Я остановилась, взявшись за ручку двери, всё ещё не понимая, что он от меня хочет. Да, мне хотелось уйти из Свитенвилля с гордо поднятой головой, отказавшись от сомнительной защиты Ока, но уезжать было некуда. Родители не могут, по закону не имеют права прятать жену от мужа. И если попытаются, всё одно, затея обречена на провал.
Оглянувшись, увидела пытливый взгляд серых глаз, в которых промелькнуло сожаление. Инквизитор больше не делал попыток задержать меня, но выражение его лица смягчилось, а губы тронула лёгкая улыбка.
Я осторожно, но с гордо поднятой головой вернулась, и всё ещё избегая смотреть на инквизитора, села на место.
— А что вы предлагаете? — спросила и подняла глаза, встретив пытливый взгляд следователя. Шилдс внимательно изучал меня, словно бабочку под стеклом.
— Прошу меня ещё раз простить, но подобная проверка просто необходима. Я должен был убедиться, что Эдриксы не подослали вас шпионить.
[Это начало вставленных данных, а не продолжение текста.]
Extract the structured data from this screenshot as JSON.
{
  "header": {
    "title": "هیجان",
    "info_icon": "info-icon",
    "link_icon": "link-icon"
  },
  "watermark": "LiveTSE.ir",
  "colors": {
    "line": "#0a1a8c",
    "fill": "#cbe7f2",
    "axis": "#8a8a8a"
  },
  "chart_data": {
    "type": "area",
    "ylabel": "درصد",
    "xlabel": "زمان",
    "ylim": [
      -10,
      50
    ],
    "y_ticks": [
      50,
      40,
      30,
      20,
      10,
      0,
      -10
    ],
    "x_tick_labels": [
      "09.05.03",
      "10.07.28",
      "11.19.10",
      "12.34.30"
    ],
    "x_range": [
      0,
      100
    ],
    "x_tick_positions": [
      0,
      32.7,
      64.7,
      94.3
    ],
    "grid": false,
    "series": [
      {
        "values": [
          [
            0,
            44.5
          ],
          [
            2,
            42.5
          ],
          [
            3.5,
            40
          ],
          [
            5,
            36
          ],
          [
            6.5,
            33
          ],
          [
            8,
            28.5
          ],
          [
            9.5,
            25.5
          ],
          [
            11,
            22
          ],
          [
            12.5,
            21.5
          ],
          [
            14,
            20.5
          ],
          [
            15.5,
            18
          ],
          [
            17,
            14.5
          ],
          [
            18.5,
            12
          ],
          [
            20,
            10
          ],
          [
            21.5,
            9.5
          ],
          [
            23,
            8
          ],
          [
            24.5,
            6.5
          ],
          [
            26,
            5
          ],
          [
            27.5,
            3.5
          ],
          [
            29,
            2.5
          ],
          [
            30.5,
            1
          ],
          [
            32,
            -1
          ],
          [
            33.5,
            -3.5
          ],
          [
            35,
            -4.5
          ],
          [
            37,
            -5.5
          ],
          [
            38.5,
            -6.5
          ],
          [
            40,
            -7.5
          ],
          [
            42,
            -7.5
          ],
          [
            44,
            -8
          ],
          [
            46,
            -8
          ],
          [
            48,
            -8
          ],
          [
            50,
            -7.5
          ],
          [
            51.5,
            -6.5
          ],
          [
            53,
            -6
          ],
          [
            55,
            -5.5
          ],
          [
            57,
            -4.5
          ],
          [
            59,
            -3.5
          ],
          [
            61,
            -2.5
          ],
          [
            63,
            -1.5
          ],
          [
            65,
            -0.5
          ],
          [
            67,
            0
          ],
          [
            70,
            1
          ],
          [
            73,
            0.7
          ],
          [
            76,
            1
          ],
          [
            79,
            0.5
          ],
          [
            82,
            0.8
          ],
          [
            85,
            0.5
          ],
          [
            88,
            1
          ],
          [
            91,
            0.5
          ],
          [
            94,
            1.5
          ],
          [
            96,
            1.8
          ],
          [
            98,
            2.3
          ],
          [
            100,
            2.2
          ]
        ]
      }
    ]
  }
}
В груди вспыхнуло пламя праведного гнева. Никто ранее так со мной не обращался. Не играл на эмоциях, желая увидеть, как далеко я смогу зайти.
— И как я должна была себя повести, если бы меня и впрямь подослали? — поджав губы, спросила я.
— Например, согласиться на любые жертвы.
— А может, я просто сделала бы это от отчаяния? Вы никогда не думали, что в моём положении больше нечего терять? И тем не менее я понимаю разницу между обманутой девушкой и той, которая с радостью приняла чужие условия, — я бросала обвинения в лицо инквизитора, смотря в его глаза, ставшие почти бесцветными и непроницаемыми. С таким же успехом я могла разговаривать с пустотой. Лишь в уголке рта Шилдса залегла вертикальная складка.
— Не думал, что вы даже теперь столь щепетильны в вопросах чести. Обычно тесное общение с Эдриксами заставляет женщин пересмотреть моральные принципы.
Перед моим внутренним взором всплыл образ Виктории. Она, возможно, до замужества тоже была строгих нравов, а теперь считала семейные оргии приятным дополнением к браку.